Sara Kallioinen says
Guess I should have bought a cricut since everything is written for that. LOL
It’s definitely ended up much more Cricut-focused. You’ve encouraged me to list a new category so anyone without a cutting machine can easily find the projects to hand cut or printables. Look at the menu at the top left of any page, and click on the “Printables and Hand Cut Projects” to see all of them at once.
Some of the projects, like the ghost card, would be super easy to cut by hand. Just open the SVG with a web browser and print it out.
I have a Brother scan n cut and I can use the files on my machine.

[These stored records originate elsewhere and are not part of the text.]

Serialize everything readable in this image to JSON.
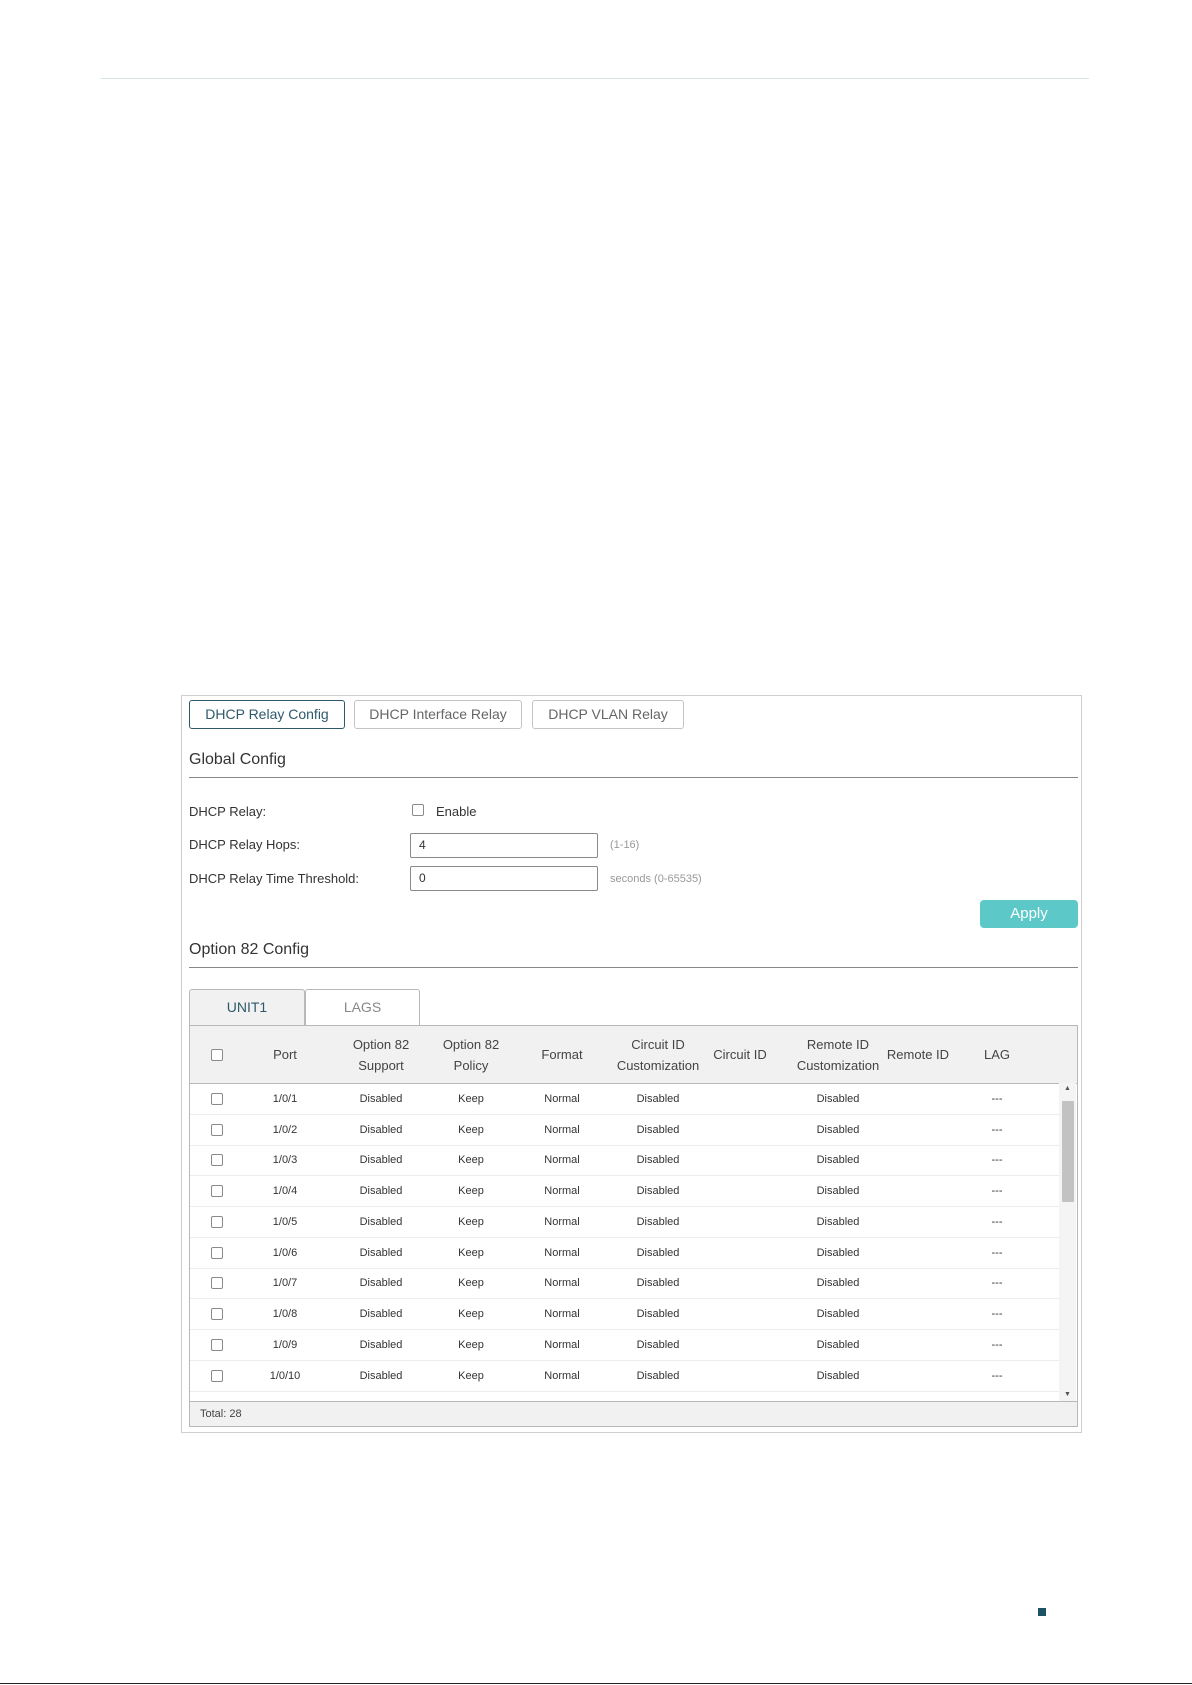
{
  "top_tabs": [
    {
      "label": "DHCP Relay Config",
      "active": true
    },
    {
      "label": "DHCP Interface Relay",
      "active": false
    },
    {
      "label": "DHCP VLAN Relay",
      "active": false
    }
  ],
  "global_config": {
    "title": "Global Config",
    "dhcp_relay_label": "DHCP Relay:",
    "enable_label": "Enable",
    "enable_checked": false,
    "hops_label": "DHCP Relay Hops:",
    "hops_value": "4",
    "hops_hint": "(1-16)",
    "threshold_label": "DHCP Relay Time Threshold:",
    "threshold_value": "0",
    "threshold_hint": "seconds (0-65535)",
    "apply_label": "Apply"
  },
  "option82": {
    "title": "Option 82 Config",
    "unit_tabs": [
      {
        "label": "UNIT1",
        "active": true
      },
      {
        "label": "LAGS",
        "active": false
      }
    ],
    "columns": [
      {
        "line1": "Port",
        "line2": ""
      },
      {
        "line1": "Option 82",
        "line2": "Support"
      },
      {
        "line1": "Option 82",
        "line2": "Policy"
      },
      {
        "line1": "Format",
        "line2": ""
      },
      {
        "line1": "Circuit ID",
        "line2": "Customization"
      },
      {
        "line1": "Circuit ID",
        "line2": ""
      },
      {
        "line1": "Remote ID",
        "line2": "Customization"
      },
      {
        "line1": "Remote ID",
        "line2": ""
      },
      {
        "line1": "LAG",
        "line2": ""
      }
    ],
    "rows": [
      {
        "port": "1/0/1",
        "support": "Disabled",
        "policy": "Keep",
        "format": "Normal",
        "circuit_cust": "Disabled",
        "circuit_id": "",
        "remote_cust": "Disabled",
        "remote_id": "",
        "lag": "---"
      },
      {
        "port": "1/0/2",
        "support": "Disabled",
        "policy": "Keep",
        "format": "Normal",
        "circuit_cust": "Disabled",
        "circuit_id": "",
        "remote_cust": "Disabled",
        "remote_id": "",
        "lag": "---"
      },
      {
        "port": "1/0/3",
        "support": "Disabled",
        "policy": "Keep",
        "format": "Normal",
        "circuit_cust": "Disabled",
        "circuit_id": "",
        "remote_cust": "Disabled",
        "remote_id": "",
        "lag": "---"
      },
      {
        "port": "1/0/4",
        "support": "Disabled",
        "policy": "Keep",
        "format": "Normal",
        "circuit_cust": "Disabled",
        "circuit_id": "",
        "remote_cust": "Disabled",
        "remote_id": "",
        "lag": "---"
      },
      {
        "port": "1/0/5",
        "support": "Disabled",
        "policy": "Keep",
        "format": "Normal",
        "circuit_cust": "Disabled",
        "circuit_id": "",
        "remote_cust": "Disabled",
        "remote_id": "",
        "lag": "---"
      },
      {
        "port": "1/0/6",
        "support": "Disabled",
        "policy": "Keep",
        "format": "Normal",
        "circuit_cust": "Disabled",
        "circuit_id": "",
        "remote_cust": "Disabled",
        "remote_id": "",
        "lag": "---"
      },
      {
        "port": "1/0/7",
        "support": "Disabled",
        "policy": "Keep",
        "format": "Normal",
        "circuit_cust": "Disabled",
        "circuit_id": "",
        "remote_cust": "Disabled",
        "remote_id": "",
        "lag": "---"
      },
      {
        "port": "1/0/8",
        "support": "Disabled",
        "policy": "Keep",
        "format": "Normal",
        "circuit_cust": "Disabled",
        "circuit_id": "",
        "remote_cust": "Disabled",
        "remote_id": "",
        "lag": "---"
      },
      {
        "port": "1/0/9",
        "support": "Disabled",
        "policy": "Keep",
        "format": "Normal",
        "circuit_cust": "Disabled",
        "circuit_id": "",
        "remote_cust": "Disabled",
        "remote_id": "",
        "lag": "---"
      },
      {
        "port": "1/0/10",
        "support": "Disabled",
        "policy": "Keep",
        "format": "Normal",
        "circuit_cust": "Disabled",
        "circuit_id": "",
        "remote_cust": "Disabled",
        "remote_id": "",
        "lag": "---"
      }
    ],
    "footer": "Total: 28"
  },
  "colors": {
    "accent": "#2d5a6b",
    "apply_button": "#5cc8c8",
    "page_marker": "#1d5266"
  }
}
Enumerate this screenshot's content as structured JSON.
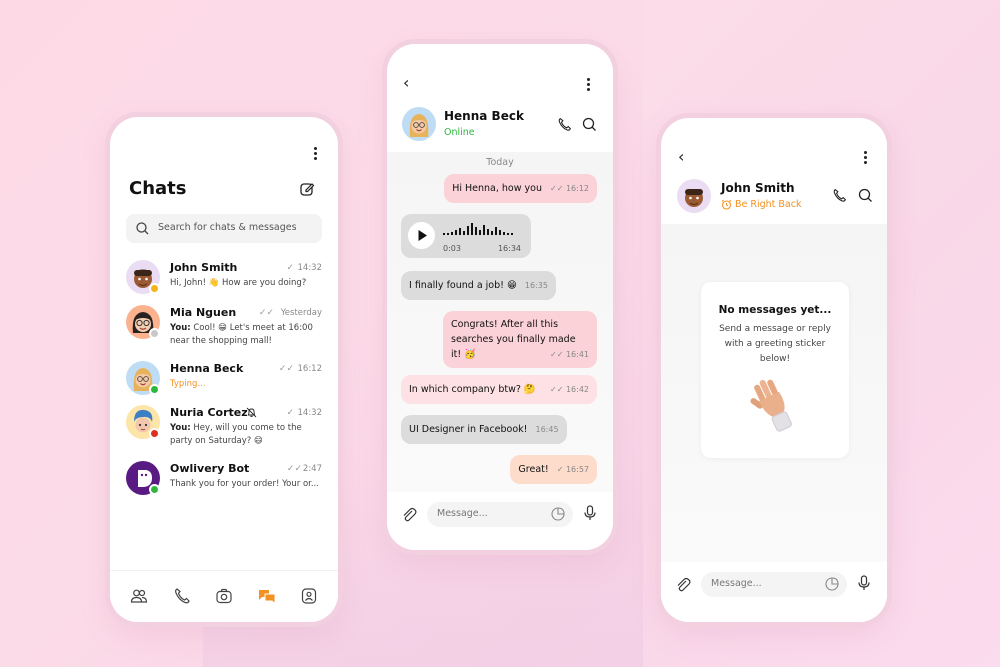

Rosie – From my Google search, it looks like the ScanNCut2 machine will cut SVG files directly, so all you need to do is load them onto your machine and cut.
The original Brother ScanNCut machine does not allow you to use SVG files for cutting, but you can convert them online using a free tool.
Is that correct? I get a question about it every once in a while so would like to make sure my information is correct.
I have the Scan n cut DX (SDX225F). The files work just fine. The fold lines default to cut lines, so I need to change them to fold lines. Other than that, I don’t have any problems using your files.
This is my first machine, so I don’t know about other versions of the Scan n cut machines.
P.S. I made this card for my daughter to give to her friends and I LOVE it! Thank you for sharing 🙂
Great! Cricut users also have to change a few lines to score instead of cut – the software designers don’t allow us to set the linetype. I try to do a screenshot showing which pieces need to be changed every time.
I’m so glad you like the file! It’s the first layered design that I created.
Also, thanks so much for the Scan-n-Cut information!
I love it! I already cut 1 for my son and daughter-in-law’s wedding Anniversary. Just don’t know what to do with the picture – did you print and cut it? I did the upload and slice as instructed so when i click make it, it wants me to print and cut.
Yes, that’s exactly what you do. Happy Anniversary to your son!